Mining – a term explaining the process of finding a small set of precious patterns from a great deal of raw material (big data)
Comparative – Comparative study is a research methodology that aims to make comparisons across different field in this case algorithms used in learning from imbalanced data.
Attribute- a piece of information which determines the properties of a field or tag in a database or a string of characters in a display.
1.8.2 Technology
Decision Tree – a predictive model which maps observations about an item to conclusions about the item’s target value. It is one of the predictive modelling approaches used in statistics, data mining and machine learning.
Cross Validation – Cross validation sometimes called rotation estimation is a model validation technique for assessing how accurate and valid the result of a statistical analysis method will be.
Artificial Neural Network- family of statistical learning algorithms inspired by biological neural networks (the central nervous systems of animals, in particular the brain) and are used to estimate or approximate functions that can depend on a large number of inputs and are generally unknown. Artificial neural networks are generally presented as systems of interconnected “neurons” which can compute values from inputs, and are capable of machine learning as well as pattern recognition, what makes them interesting is their adaptive nature.
1.7.3 Tools
Keel (Knowledge Extraction based on Evolutionary Learning) – is an open source (GPLv3) Java software tool which empowers the user to assess the behavior of evolutionary learning and Soft Computing based techniques for different kinds of Data Mining problems: regression, classification, clustering, Pattern mining and so on.
Datasets – a data set corresponds to the contents of a single database table, or a single statistical data matrix, where every column of the table represents a particular variable, and each row corresponds to a given member of the data set in question. The data set lists values for each of the variables, such as height and weight of an object, for each member of the data set.
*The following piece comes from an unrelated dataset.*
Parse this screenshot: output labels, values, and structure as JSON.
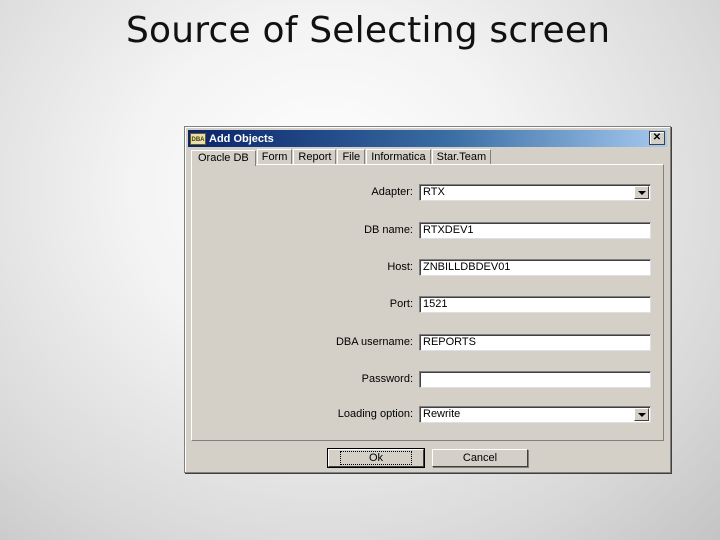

WEKA (Waikato Environment for Knowledge Analysis) – WEKA is a collection of machine learning algorithms for data mining tasks. The algorithms can either be applied directly to a dataset or called from your own Java code. WEKA contains tools for data pre-processing, classification, regression, clustering, association rules, and visualization. It is also well-suited for developing new machine learning schemes.
1.8 Conclusion
Machine learning is growing and expanding in a very rapid pace. Its importance and bewildered growth helps in combining of collaborative activities with sophisticated pattern recognition, intelligent decisions self-modifying and self-learning has brought about computing without infrastructure flexibility and ideal Power. This Section gives an overview and preliminary study on the study of learning pattern using imbalanced datasets evaluating algorithms that helps in the learning process.